Allows for models with larger vocabulary than tokenizer.

Added checkpoint parameter to causal_preload() and masked_preload() to allow loading models from checkpoints.
Introduced causal_next_tokens_pred_tbl(), which replaces causal_next_tokens_tbl() and provides improved predictability calculations.
Added causal_words_pred(), causal_targets_pred(), and causal_tokens_pred_lst() to compute predictability for words, phrases, or tokens, replacing causal_lp() and causal_tokens_lp_tbl().
Introduced masked_tokens_pred_tbl(), replacing masked_tokens_tbl(), for retrieving possible tokens and their log probabilities.
Introduced masked_targets_pred(), replacing masked_lp(), for calculating predictability based on left and right context.
Introduced transformer_vocab() with an optional decode parameter to return decoded tokenized words.

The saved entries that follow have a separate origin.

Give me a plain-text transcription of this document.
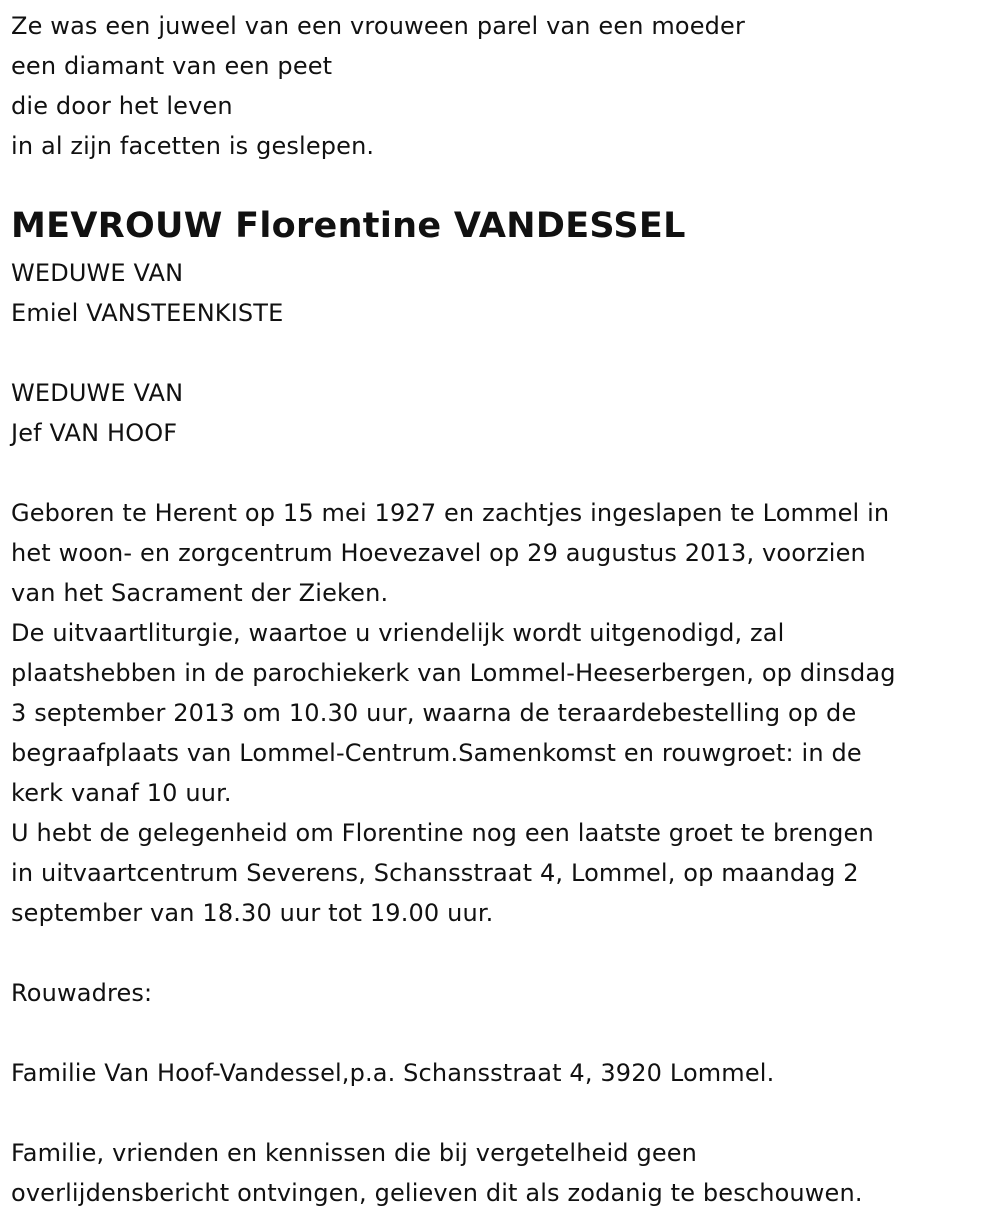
Ze was een juweel van een vrouween parel van een moeder
een diamant van een peet
die door het leven
in al zijn facetten is geslepen.
MEVROUW Florentine VANDESSEL
WEDUWE VAN
Emiel VANSTEENKISTE
WEDUWE VAN
Jef VAN HOOF
Geboren te Herent op 15 mei 1927 en zachtjes ingeslapen te Lommel in
het woon- en zorgcentrum Hoevezavel op 29 augustus 2013, voorzien
van het Sacrament der Zieken.
De uitvaartliturgie, waartoe u vriendelijk wordt uitgenodigd, zal
plaatshebben in de parochiekerk van Lommel-Heeserbergen, op dinsdag
3 september 2013 om 10.30 uur, waarna de teraardebestelling op de
begraafplaats van Lommel-Centrum.Samenkomst en rouwgroet: in de
kerk vanaf 10 uur.
U hebt de gelegenheid om Florentine nog een laatste groet te brengen
in uitvaartcentrum Severens, Schansstraat 4, Lommel, op maandag 2
september van 18.30 uur tot 19.00 uur.
Rouwadres:
Familie Van Hoof-Vandessel,p.a. Schansstraat 4, 3920 Lommel.
Familie, vrienden en kennissen die bij vergetelheid geen
overlijdensbericht ontvingen, gelieven dit als zodanig te beschouwen.
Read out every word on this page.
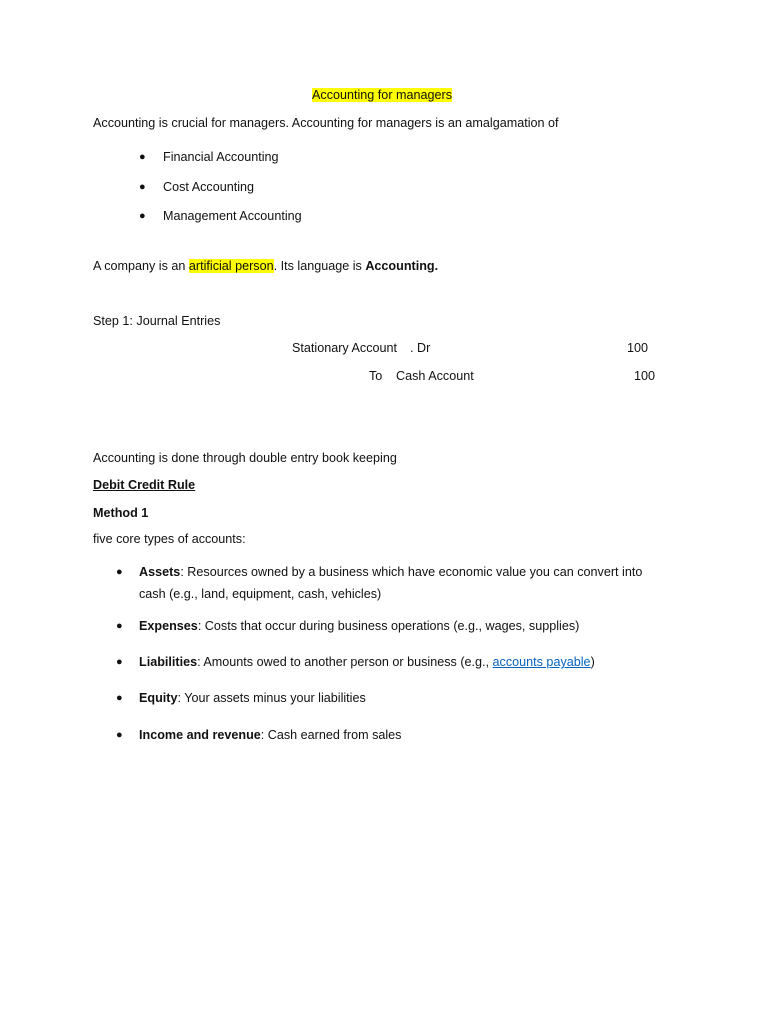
Accounting for managers
Accounting is crucial for managers. Accounting for managers is an amalgamation of
● Financial Accounting
● Cost Accounting
● Management Accounting
A company is an artificial person. Its language is Accounting.
Step 1: Journal Entries
Stationary Account . Dr	100
To Cash Account	100
Accounting is done through double entry book keeping
Debit Credit Rule
Method 1
five core types of accounts:
● Assets: Resources owned by a business which have economic value you can convert into
cash (e.g., land, equipment, cash, vehicles)
● Expenses: Costs that occur during business operations (e.g., wages, supplies)
● Liabilities: Amounts owed to another person or business (e.g., accounts payable)
● Equity: Your assets minus your liabilities
● Income and revenue: Cash earned from sales
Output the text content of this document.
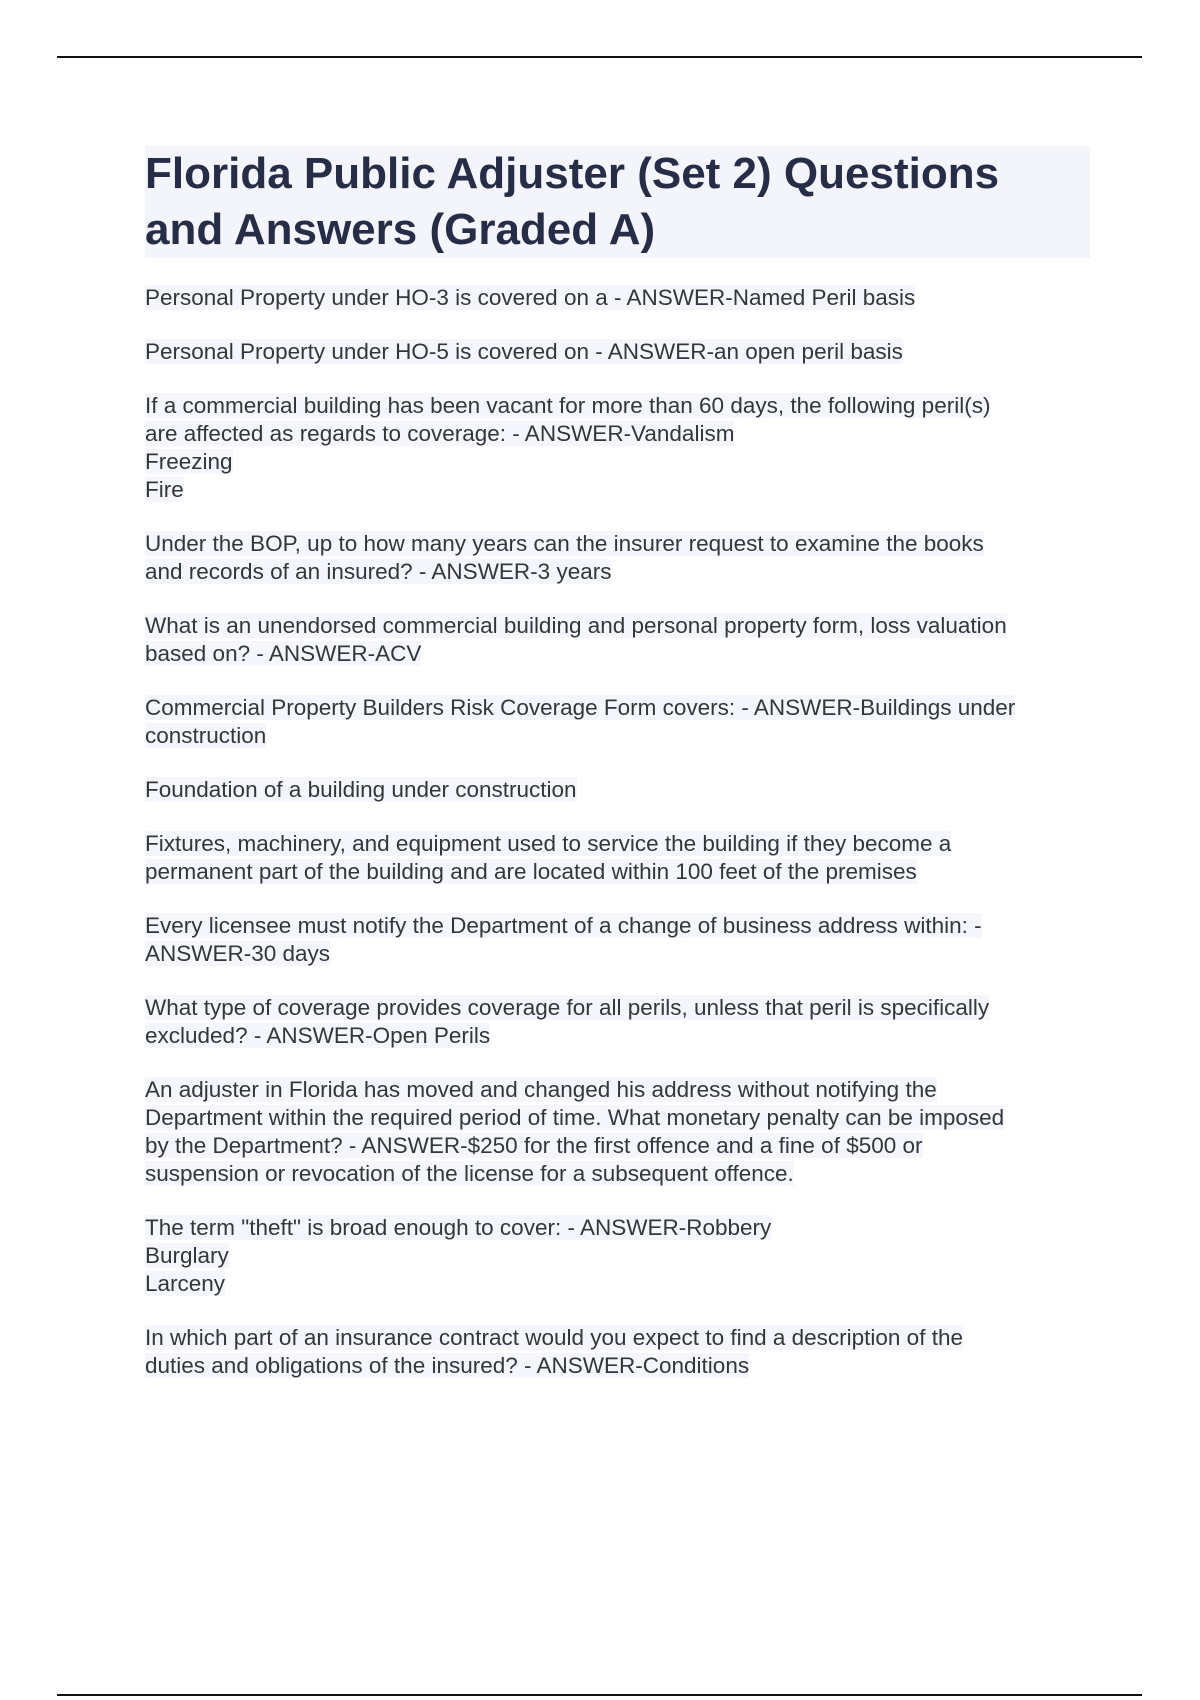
Florida Public Adjuster (Set 2) Questions
and Answers (Graded A)

Personal Property under HO-3 is covered on a - ANSWER-Named Peril basis

Personal Property under HO-5 is covered on - ANSWER-an open peril basis

If a commercial building has been vacant for more than 60 days, the following peril(s)
are affected as regards to coverage: - ANSWER-Vandalism
Freezing
Fire

Under the BOP, up to how many years can the insurer request to examine the books
and records of an insured? - ANSWER-3 years

What is an unendorsed commercial building and personal property form, loss valuation
based on? - ANSWER-ACV

Commercial Property Builders Risk Coverage Form covers: - ANSWER-Buildings under
construction

Foundation of a building under construction

Fixtures, machinery, and equipment used to service the building if they become a
permanent part of the building and are located within 100 feet of the premises

Every licensee must notify the Department of a change of business address within: -
ANSWER-30 days

What type of coverage provides coverage for all perils, unless that peril is specifically
excluded? - ANSWER-Open Perils

An adjuster in Florida has moved and changed his address without notifying the
Department within the required period of time. What monetary penalty can be imposed
by the Department? - ANSWER-$250 for the first offence and a fine of $500 or
suspension or revocation of the license for a subsequent offence.

The term "theft" is broad enough to cover: - ANSWER-Robbery
Burglary
Larceny

In which part of an insurance contract would you expect to find a description of the
duties and obligations of the insured? - ANSWER-Conditions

New dataset df_jaeger14: Self-paced reading data on Chinese relative clauses.
New dataset df_sent: Example dataset with two word-by-word sentences.
New vignette: Added a worked-out example of a causal model.

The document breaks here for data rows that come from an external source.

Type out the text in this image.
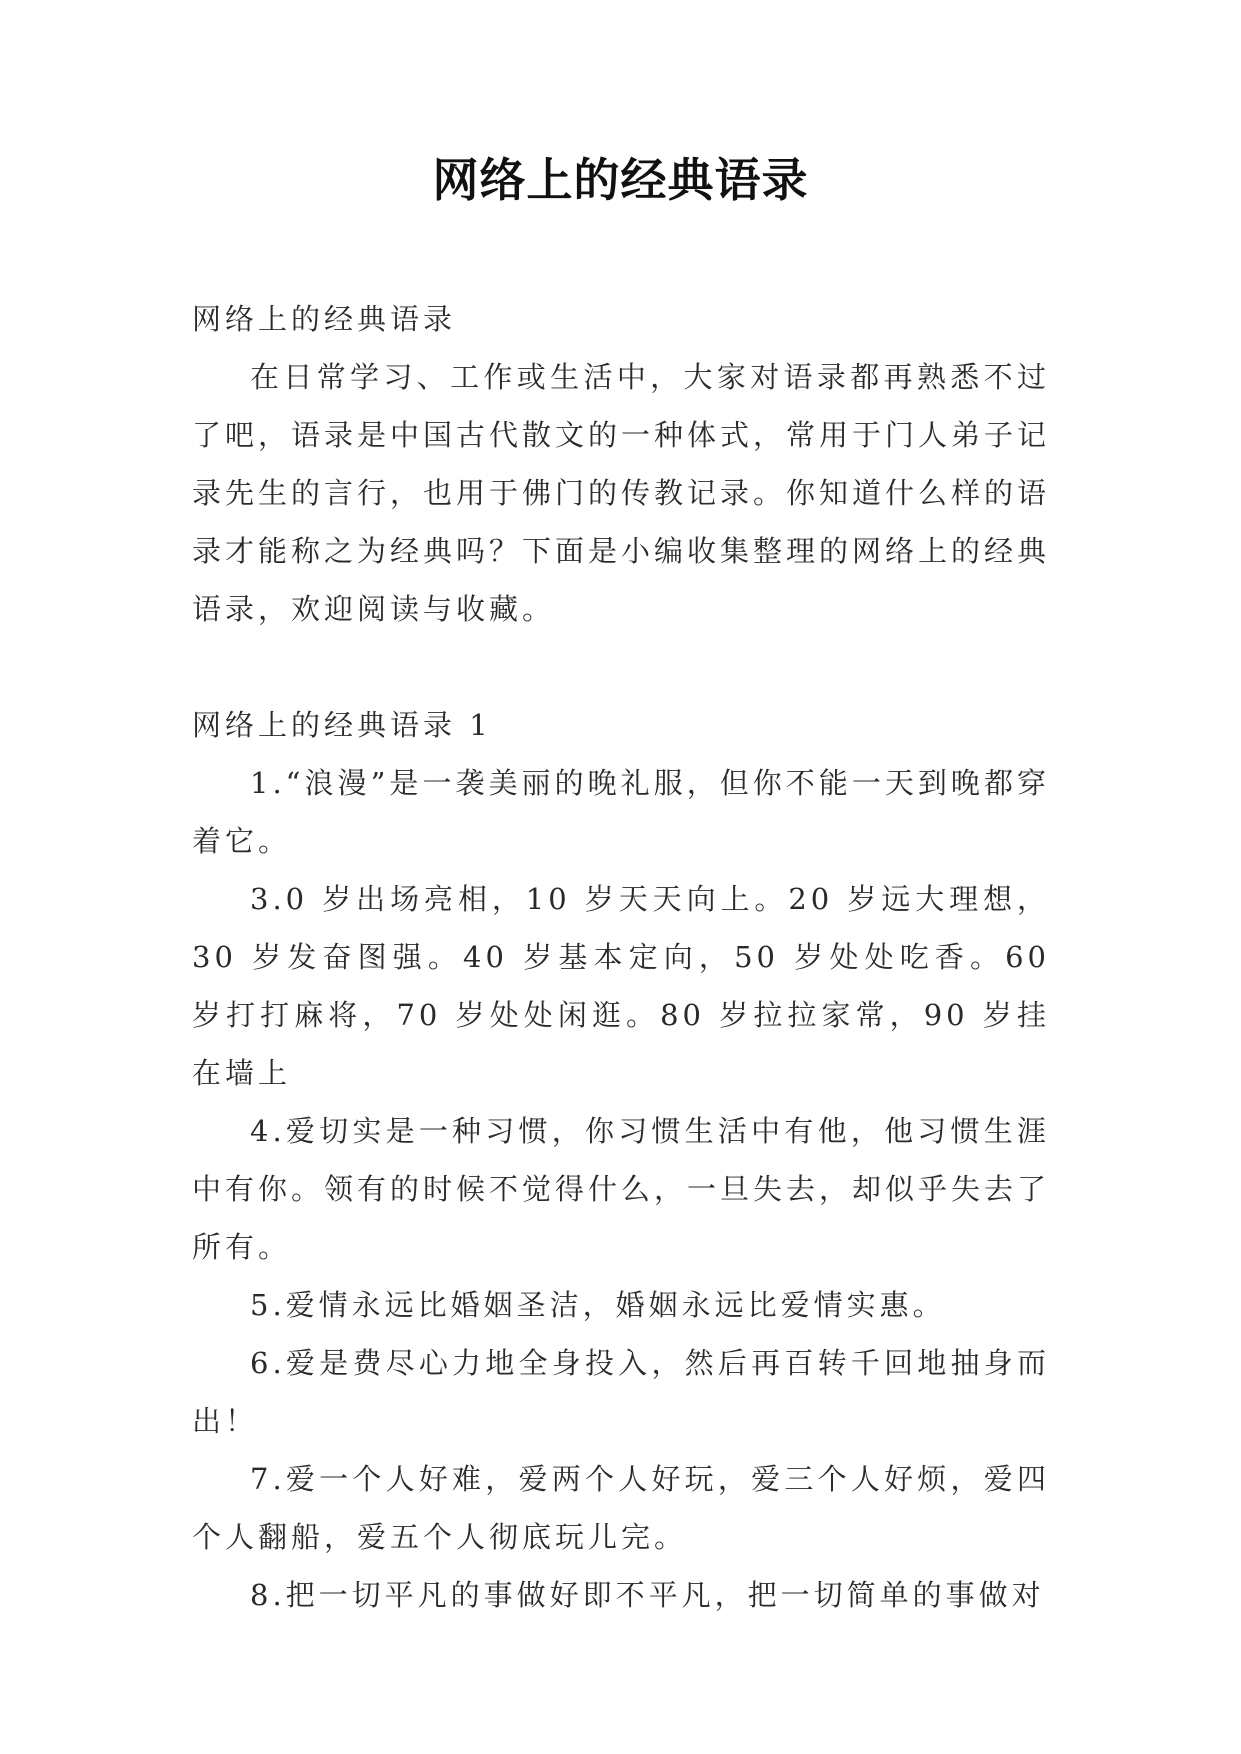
网络上的经典语录

网络上的经典语录

在日常学习、工作或生活中，大家对语录都再熟悉不过了吧，语录是中国古代散文的一种体式，常用于门人弟子记录先生的言行，也用于佛门的传教记录。你知道什么样的语录才能称之为经典吗？下面是小编收集整理的网络上的经典语录，欢迎阅读与收藏。

网络上的经典语录 1

1.“浪漫”是一袭美丽的晚礼服，但你不能一天到晚都穿着它。

3.0 岁出场亮相，10 岁天天向上。20 岁远大理想，30 岁发奋图强。40 岁基本定向，50 岁处处吃香。60 岁打打麻将，70 岁处处闲逛。80 岁拉拉家常，90 岁挂在墙上

4.爱切实是一种习惯，你习惯生活中有他，他习惯生涯中有你。领有的时候不觉得什么，一旦失去，却似乎失去了所有。

5.爱情永远比婚姻圣洁，婚姻永远比爱情实惠。

6.爱是费尽心力地全身投入，然后再百转千回地抽身而出！

7.爱一个人好难，爱两个人好玩，爱三个人好烦，爱四个人翻船，爱五个人彻底玩儿完。

8.把一切平凡的事做好即不平凡，把一切简单的事做对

Added sep argument in causal_words_pred() to support languages without spaces between words (e.g., Chinese).
New log.p argument across multiple functions to specify how predictability is calculated (e.g., log base e, log base 2 for bits, or raw probabilities).
Improved tokenization utilities: tokenize_lst() now supports decoded outputs via the decode parameter.
Updated install_py_pangoling() to enhance Python environment handling.
Added perplexity_calc() for computing perplexity from probabilities.

Deprecated causal_next_tokens_tbl(), causal_lp(), causal_tokens_lp_tbl(), and causal_lp_mats(). Use causal_next_tokens_pred_tbl(), causal_targets_pred(), causal_words_pred(), and causal_pred_mats() instead.
Deprecated masked_tokens_tbl() and masked_lp(). Use masked_tokens_pred_tbl() and masked_targets_pred() instead.